Therachon has dosed the first patient in a Phase l trial of TA-46 for treatment of achondroplasia, the most common form of short-limb dwarfism.
The randomised, placebo-controlled, double-blind trial expects to enrol around 70 healthy male and female volunteers.
The study is designed to examine the safety, tolerability and pharmacokinetics of single and multiple ascending doses of TA-46, a soluble recombinant human fibroblast growth factor receptor 3 (FGFR3) ligand trap.
TA-46 is capable of normalising the overactive FGFR3 signalling pathways that underlie bone abnormalities related to achondroplasia.
It is currently under development to serve as a weekly subcutaneous drug for children and adolescents living with achondroplasia.
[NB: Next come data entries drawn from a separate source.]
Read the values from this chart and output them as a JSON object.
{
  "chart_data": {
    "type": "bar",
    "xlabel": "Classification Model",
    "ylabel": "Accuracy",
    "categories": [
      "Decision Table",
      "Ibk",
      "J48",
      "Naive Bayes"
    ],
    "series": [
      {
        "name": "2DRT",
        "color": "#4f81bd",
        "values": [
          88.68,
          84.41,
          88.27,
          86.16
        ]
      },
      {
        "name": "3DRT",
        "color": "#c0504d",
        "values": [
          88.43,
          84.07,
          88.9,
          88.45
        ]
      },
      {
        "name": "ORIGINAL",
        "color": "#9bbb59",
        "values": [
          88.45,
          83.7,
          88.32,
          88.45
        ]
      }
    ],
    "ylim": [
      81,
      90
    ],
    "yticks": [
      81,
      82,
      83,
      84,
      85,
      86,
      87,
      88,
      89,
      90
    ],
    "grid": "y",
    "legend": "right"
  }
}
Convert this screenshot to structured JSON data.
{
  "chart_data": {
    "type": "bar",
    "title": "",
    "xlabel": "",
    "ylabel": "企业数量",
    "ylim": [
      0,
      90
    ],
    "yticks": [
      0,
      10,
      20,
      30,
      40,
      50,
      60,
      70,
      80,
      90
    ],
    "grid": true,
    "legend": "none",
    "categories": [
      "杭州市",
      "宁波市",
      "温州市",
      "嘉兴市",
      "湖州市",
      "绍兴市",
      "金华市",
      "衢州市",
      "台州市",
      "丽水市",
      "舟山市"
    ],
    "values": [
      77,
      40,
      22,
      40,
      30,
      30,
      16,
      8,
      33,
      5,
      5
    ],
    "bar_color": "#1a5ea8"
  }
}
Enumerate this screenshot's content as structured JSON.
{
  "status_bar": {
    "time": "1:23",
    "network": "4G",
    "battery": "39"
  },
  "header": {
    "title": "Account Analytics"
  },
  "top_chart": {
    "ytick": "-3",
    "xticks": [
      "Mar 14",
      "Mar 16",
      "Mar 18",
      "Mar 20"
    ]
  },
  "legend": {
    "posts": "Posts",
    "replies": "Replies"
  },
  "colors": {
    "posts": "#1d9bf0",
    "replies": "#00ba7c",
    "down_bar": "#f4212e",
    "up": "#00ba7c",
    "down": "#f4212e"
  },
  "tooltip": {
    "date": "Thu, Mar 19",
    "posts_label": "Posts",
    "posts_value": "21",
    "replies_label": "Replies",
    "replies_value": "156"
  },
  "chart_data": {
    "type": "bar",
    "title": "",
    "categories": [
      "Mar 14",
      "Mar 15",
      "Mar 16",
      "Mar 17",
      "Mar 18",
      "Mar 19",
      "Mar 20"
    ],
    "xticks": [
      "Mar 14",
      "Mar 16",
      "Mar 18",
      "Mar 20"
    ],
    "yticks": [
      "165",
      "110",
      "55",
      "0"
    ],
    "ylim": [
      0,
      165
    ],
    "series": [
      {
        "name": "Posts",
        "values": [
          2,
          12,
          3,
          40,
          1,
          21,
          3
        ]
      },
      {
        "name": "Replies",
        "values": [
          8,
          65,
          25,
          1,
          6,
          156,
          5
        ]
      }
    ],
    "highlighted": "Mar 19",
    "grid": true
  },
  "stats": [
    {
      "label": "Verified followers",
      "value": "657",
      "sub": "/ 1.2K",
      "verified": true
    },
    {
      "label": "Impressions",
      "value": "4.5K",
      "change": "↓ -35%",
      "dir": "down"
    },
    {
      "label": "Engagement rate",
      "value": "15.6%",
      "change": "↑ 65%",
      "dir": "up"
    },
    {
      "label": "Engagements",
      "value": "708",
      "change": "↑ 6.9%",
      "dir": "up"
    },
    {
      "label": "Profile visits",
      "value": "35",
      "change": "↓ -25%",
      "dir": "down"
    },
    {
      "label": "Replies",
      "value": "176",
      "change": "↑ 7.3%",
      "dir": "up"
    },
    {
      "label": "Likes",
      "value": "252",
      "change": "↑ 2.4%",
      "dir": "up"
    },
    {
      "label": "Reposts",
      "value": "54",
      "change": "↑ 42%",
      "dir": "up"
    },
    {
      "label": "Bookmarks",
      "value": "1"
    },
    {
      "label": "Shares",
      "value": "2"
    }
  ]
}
The Phase I trial will be conducted in the Netherlands.
Therachon chief medical officer Christian Meyer said: “We are eager to quickly move into the next phase of development, where we aim to demonstrate the unique disease-modifying properties of TA-46 in children with achondroplasia.
“We believe TA-46 has the potential to improve anatomical proportions and thereby prevent the most severe disabling complications of the condition.”
In June last year, Therachon received orphan drug designation from the European Medicines Agency (EMA) and the US Food and Drug Administration (FDA) for using TA-46in the treatment of achondroplasia.
Achondroplasia is estimated to affect about one in 15,000 children and is caused by a genetic mutation of the FGFR3, which stunts child bone growth.